Now, 0.3 watt-hours isn’t nothing, but it isn’t much. It sounds worse in joules: about a thousand. You yourself, if you are doing nothing more strenuous than reading this item, dissipate that much energy every twenty seconds or so. Google points out (with considerable justice, in my opinion) that any one search has the potential to save vast amounts of energy—a gasoline-powered trip to the library, for example.
It may feel as though there’s something apples-and-orangish about all this. Energy and information. I hear an echo of something I noted in The Information: that at the dawn of the computer era, in 1949, John von Neumann came up with an estimate for the minimal amount of heat that must be dissipated “per elementary act of information, that is per elementary decision of a two-way alternative and per elementary transmittal of one unit of information.” It was a tiny number; he wrote it as kTln 2 joules per bit.
Oh, and by the way, von Neumann was wrong; Charles H. Bennett and Rolf Landauer have explained why. But energy and information are tightly bound. Of that, at least, there is no doubt.
Tightly bound indeed, possibly tighter than we may now imagine? The shortest path energy can take is one bit, or maybe we have that wrong, how about a fraction of a bit? Food for future thought…
Of course information and energy are tightly bound it takes 0.693kT joules to transmit one bit, where k is the Boltzmann Constant and T is the temperature in kelvins. There is where information theory and physics collide that’s it, you can muck around with the formula at photonic level and it becomes 1.44 (hf/kT) bits per photon.
But that’s it information theory has nothing to do with biological organisms, this concept is the biggest hoax of this century, there is not one piece of evidence, not one testable model, no propositions to prove. Basically it’s non-sense. How so many people are fooled is just baffling.
Information, by definition, requires the existence of at least one physical construct with the capacity to receive information, which, in all prior human experience, presupposes a functional biological nervous system (if for no other reason than to build the receiving construct).
The very act of receiving information requires some level of perception, which, in higher organisms at least, means some level of electro-chemical reaction.
Unless, of course, one has a religious belief in an exclusively objective reality, combined with a religious disbelief in the remotest possibility that any sort of subjective reality could be of survival value to a physical organism.

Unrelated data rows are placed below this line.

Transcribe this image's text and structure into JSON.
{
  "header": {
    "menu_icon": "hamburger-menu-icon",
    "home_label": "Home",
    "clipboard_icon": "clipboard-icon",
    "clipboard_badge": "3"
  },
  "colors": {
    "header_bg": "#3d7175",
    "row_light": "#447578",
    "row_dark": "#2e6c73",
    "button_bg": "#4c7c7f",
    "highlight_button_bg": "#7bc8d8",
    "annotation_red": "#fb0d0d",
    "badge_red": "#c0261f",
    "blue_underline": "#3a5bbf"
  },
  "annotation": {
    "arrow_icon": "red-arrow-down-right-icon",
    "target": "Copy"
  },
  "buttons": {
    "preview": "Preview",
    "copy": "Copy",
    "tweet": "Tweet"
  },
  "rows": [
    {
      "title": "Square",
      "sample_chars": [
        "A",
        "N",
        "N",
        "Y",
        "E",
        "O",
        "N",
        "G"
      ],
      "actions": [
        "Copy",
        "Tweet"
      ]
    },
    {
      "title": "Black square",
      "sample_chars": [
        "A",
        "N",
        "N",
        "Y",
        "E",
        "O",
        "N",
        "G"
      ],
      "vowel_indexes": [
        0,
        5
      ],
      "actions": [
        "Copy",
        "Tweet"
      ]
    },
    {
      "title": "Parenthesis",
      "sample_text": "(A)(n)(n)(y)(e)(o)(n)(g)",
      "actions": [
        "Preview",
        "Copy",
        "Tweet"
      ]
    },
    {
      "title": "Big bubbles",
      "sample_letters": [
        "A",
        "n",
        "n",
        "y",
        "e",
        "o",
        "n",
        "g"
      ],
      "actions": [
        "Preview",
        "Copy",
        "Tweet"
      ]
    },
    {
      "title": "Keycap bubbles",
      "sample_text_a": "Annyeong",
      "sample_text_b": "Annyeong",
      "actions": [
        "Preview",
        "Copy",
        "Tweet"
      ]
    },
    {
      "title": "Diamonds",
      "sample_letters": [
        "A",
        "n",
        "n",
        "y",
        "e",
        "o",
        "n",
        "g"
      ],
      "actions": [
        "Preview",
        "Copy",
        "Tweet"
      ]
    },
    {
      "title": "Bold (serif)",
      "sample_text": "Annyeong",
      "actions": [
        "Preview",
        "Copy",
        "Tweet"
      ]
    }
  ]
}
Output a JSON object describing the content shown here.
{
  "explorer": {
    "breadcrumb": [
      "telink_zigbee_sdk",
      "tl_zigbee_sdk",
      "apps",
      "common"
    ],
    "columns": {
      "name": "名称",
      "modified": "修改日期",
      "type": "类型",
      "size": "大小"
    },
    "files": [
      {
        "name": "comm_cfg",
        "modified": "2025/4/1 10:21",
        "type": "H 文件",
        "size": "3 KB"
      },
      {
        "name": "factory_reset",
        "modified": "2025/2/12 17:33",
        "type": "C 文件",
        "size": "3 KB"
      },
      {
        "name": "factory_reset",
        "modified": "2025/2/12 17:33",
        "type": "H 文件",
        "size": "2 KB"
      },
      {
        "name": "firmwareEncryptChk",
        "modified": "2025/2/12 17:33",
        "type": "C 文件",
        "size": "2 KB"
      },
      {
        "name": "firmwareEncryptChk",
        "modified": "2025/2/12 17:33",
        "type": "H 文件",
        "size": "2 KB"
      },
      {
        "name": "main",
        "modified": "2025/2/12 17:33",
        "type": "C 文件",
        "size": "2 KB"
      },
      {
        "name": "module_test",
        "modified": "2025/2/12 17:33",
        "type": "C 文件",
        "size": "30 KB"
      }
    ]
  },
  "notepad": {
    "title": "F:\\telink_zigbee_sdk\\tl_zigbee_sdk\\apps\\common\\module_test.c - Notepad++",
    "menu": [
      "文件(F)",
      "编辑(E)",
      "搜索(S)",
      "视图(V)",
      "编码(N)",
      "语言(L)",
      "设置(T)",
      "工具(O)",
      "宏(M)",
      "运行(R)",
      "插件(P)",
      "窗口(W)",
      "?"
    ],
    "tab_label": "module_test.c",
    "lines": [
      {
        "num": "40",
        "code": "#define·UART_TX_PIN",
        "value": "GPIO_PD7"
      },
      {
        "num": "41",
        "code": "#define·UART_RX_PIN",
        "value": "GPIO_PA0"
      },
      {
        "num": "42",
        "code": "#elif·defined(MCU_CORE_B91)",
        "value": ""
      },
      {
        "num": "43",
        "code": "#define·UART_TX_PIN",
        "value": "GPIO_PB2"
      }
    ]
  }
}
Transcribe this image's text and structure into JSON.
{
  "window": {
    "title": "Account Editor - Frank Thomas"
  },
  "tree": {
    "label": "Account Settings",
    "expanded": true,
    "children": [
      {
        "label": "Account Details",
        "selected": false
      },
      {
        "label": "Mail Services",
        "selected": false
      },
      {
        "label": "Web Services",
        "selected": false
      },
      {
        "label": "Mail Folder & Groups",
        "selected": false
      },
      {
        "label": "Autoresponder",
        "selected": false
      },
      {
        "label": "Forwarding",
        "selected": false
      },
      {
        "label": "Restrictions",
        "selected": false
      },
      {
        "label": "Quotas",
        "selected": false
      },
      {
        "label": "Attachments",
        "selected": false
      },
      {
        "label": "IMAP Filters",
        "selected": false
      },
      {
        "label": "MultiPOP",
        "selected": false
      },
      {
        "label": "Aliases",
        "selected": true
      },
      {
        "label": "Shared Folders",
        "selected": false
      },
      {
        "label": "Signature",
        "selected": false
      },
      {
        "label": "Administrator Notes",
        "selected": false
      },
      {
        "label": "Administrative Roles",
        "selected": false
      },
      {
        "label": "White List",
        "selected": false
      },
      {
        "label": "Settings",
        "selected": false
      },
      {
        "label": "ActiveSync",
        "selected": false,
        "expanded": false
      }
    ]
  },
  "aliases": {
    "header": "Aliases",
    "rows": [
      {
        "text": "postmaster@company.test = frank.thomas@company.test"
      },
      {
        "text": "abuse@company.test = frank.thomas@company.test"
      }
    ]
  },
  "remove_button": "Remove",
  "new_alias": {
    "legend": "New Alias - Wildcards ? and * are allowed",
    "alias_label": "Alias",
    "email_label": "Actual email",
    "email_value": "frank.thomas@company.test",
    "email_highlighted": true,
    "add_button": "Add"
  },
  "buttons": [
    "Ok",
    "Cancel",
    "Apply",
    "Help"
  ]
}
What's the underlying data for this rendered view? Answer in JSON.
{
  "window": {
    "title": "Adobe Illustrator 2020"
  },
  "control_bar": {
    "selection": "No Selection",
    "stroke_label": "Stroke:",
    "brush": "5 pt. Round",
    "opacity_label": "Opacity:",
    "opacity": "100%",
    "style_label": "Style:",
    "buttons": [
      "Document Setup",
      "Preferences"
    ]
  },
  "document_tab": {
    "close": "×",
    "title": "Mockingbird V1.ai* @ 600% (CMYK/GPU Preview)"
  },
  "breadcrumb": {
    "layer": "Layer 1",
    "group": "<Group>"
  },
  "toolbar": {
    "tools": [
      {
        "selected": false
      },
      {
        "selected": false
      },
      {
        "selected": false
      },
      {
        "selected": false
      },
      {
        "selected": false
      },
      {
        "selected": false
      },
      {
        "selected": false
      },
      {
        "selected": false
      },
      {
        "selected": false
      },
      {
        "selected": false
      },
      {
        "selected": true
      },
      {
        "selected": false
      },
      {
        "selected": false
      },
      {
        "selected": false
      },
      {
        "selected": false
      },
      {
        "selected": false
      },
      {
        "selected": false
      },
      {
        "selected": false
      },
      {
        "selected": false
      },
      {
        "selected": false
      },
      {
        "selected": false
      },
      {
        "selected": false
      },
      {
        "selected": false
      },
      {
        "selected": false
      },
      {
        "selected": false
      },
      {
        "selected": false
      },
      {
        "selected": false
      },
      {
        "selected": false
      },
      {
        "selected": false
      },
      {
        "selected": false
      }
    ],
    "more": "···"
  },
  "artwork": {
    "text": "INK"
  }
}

In which case, there is absolutely no point in continuing to breathe.
Information theory is a machine concept, there is nothing to suggest, proof, evidence, models, corroborations, multiple lines of enquiry, method of test to suggest that living organisms have anything at all to do with information. The human nervous system is closed and both nervous systems, Central & Enteric do not receive information they sort of transduce (well not really) sound energy, light energy, nociception, pressure, balance etc. There is no information being received like a machine or telephone channel. To take a machine concept (information theory) and make that isomorphic to a living being is plain crazy at best and dangerous at worst.